I caught an hour or so of sleep, meditated for a while (grounding and centering in a place like that is a unique experience,) had some hot dogs, did a lot of people-watching, and eventually got on my LIRR train home.
A bit of background: the first early-morning train on any given line of the Long Island Railroad is unofficially known as the “drunk train,” especially on weekends. Most of its passengers are headed home after a long night of partying, are completely blotto off their faces, will probably sleep through their stop, and are probably on the wrong train anyway. Often the floor of this train will be graced with mysterious puddles of all manner of liquids spilled from cans, bottles, and people. The mood on the drunk train is either really quiet as the hangovers set in, or really loud as people bring their parties onto the train.
I would normally have slept the hour or so that trip usually takes, but a couple of rows of seats in front of me were populated by US Marines in full uniform, all talking shop.
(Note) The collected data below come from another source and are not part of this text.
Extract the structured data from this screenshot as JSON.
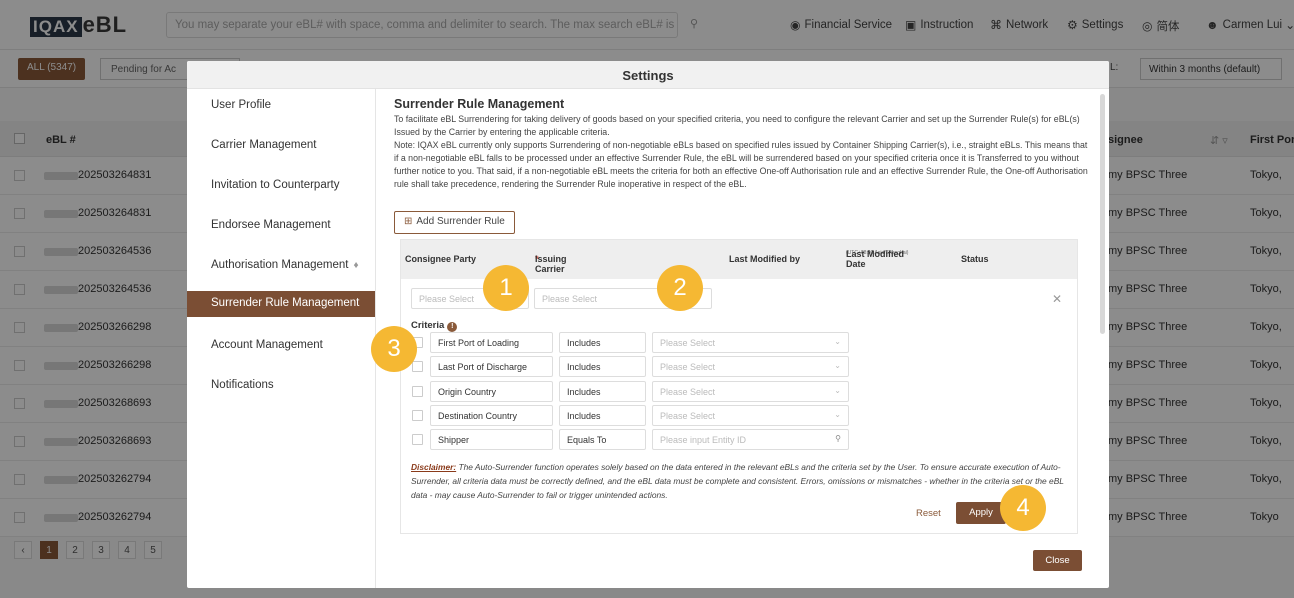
{
  "app": {
    "logo_box": "IQAX",
    "logo_text": "eBL",
    "search_placeholder": "You may separate your eBL# with space, comma and delimiter to search. The max search eBL# is 50.",
    "nav": {
      "financial": "Financial Service",
      "instruction": "Instruction",
      "network": "Network",
      "settings": "Settings",
      "language": "简体",
      "user": "Carmen Lui"
    },
    "tab_all": "ALL (5347)",
    "tab_pending": "Pending for Ac",
    "date_filter_label": "L:",
    "date_filter_value": "Within 3 months (default)",
    "columns": {
      "ebl": "eBL #",
      "consignee": "signee",
      "first_port": "First Port"
    },
    "rows": [
      {
        "ebl": "202503264831",
        "consignee": "my BPSC Three",
        "city": "Tokyo,"
      },
      {
        "ebl": "202503264831",
        "consignee": "my BPSC Three",
        "city": "Tokyo,"
      },
      {
        "ebl": "202503264536",
        "consignee": "my BPSC Three",
        "city": "Tokyo,"
      },
      {
        "ebl": "202503264536",
        "consignee": "my BPSC Three",
        "city": "Tokyo,"
      },
      {
        "ebl": "202503266298",
        "consignee": "my BPSC Three",
        "city": "Tokyo,"
      },
      {
        "ebl": "202503266298",
        "consignee": "my BPSC Three",
        "city": "Tokyo,"
      },
      {
        "ebl": "202503268693",
        "consignee": "my BPSC Three",
        "city": "Tokyo,"
      },
      {
        "ebl": "202503268693",
        "consignee": "my BPSC Three",
        "city": "Tokyo,"
      },
      {
        "ebl": "202503262794",
        "consignee": "my BPSC Three",
        "city": "Tokyo,"
      },
      {
        "ebl": "202503262794",
        "consignee": "my BPSC Three",
        "city": "Tokyo"
      }
    ],
    "pages": [
      "1",
      "2",
      "3",
      "4",
      "5"
    ]
  },
  "modal": {
    "title": "Settings",
    "sidebar": [
      "User Profile",
      "Carrier Management",
      "Invitation to Counterparty",
      "Endorsee Management",
      "Authorisation Management",
      "Surrender Rule Management",
      "Account Management",
      "Notifications"
    ],
    "section_title": "Surrender Rule Management",
    "desc_1": "To facilitate eBL Surrendering for taking delivery of goods based on your specified criteria, you need to configure the relevant Carrier and set up the Surrender Rule(s) for eBL(s) Issued by the Carrier by entering the applicable criteria.",
    "desc_2": "Note: IQAX eBL currently only supports Surrendering of non-negotiable eBLs based on specified rules issued by Container Shipping Carrier(s), i.e., straight eBLs. This means that if a non-negotiable eBL falls to be processed under an effective Surrender Rule, the eBL will be surrendered based on your specified criteria once it is Transferred to you without further notice to you. That said, if a non-negotiable eBL meets the criteria for both an effective One-off Authorisation rule and an effective Surrender Rule, the One-off Authorisation rule shall take precedence, rendering the Surrender Rule inoperative in respect of the eBL.",
    "add_rule": "Add Surrender Rule",
    "table_headers": {
      "consignee": "Consignee Party",
      "carrier": "Issuing Carrier",
      "modified_by": "Last Modified by",
      "modified_date": "Last Modified Date",
      "modified_tz": "(UTC+08:00 Asia/Shanghai)",
      "status": "Status"
    },
    "please_select": "Please Select",
    "criteria_label": "Criteria",
    "criteria": [
      {
        "field": "First Port of Loading",
        "op": "Includes",
        "value": "Please Select"
      },
      {
        "field": "Last Port of Discharge",
        "op": "Includes",
        "value": "Please Select"
      },
      {
        "field": "Origin Country",
        "op": "Includes",
        "value": "Please Select"
      },
      {
        "field": "Destination Country",
        "op": "Includes",
        "value": "Please Select"
      },
      {
        "field": "Shipper",
        "op": "Equals To",
        "value": "Please input Entity ID"
      }
    ],
    "disclaimer_label": "Disclaimer:",
    "disclaimer": " The Auto-Surrender function operates solely based on the data entered in the relevant eBLs and the criteria set by the User. To ensure accurate execution of Auto-Surrender, all criteria data must be correctly defined, and the eBL data must be complete and consistent. Errors, omissions or mismatches - whether in the criteria set or the eBL data - may cause Auto-Surrender to fail or trigger unintended actions.",
    "reset": "Reset",
    "apply": "Apply",
    "close": "Close"
  },
  "markers": [
    "1",
    "2",
    "3",
    "4"
  ],
  "colors": {
    "brand": "#7b4e34",
    "marker": "#f5b833"
  }
}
Those guys could talk. A lot. Loudly. The rest of the passengers were mostly of the hangover-setting-in variety who just wanted to pass out, but those guys were keeping everyone up as they seemed to use all manner of voice-projection techniques straight out of ancient European stage productions in order to speak to the guys sitting next to them. Their voices carried throughout the entire train car. It was like a roomful of Loud Kiddington from Histeria.
You could tell that many of the passengers were in fact really pissed off by their yammering, but who the hell is going to tell half a dozen Marines in camo to shut the hell up? Not the hell me.
Fun facts gleaned from this particular batch of shouty Marines:
Anyway, I stumbled home at around 6AM, and found a place of honor for the new tower in my workshop. Thanks again, kat! I love my future Super Computer Thinking Machine!
I then briefly reacquainted myself with a bottle of ginger ale I forgot I had here, and quickly fell into the sleep of the temporarily dead.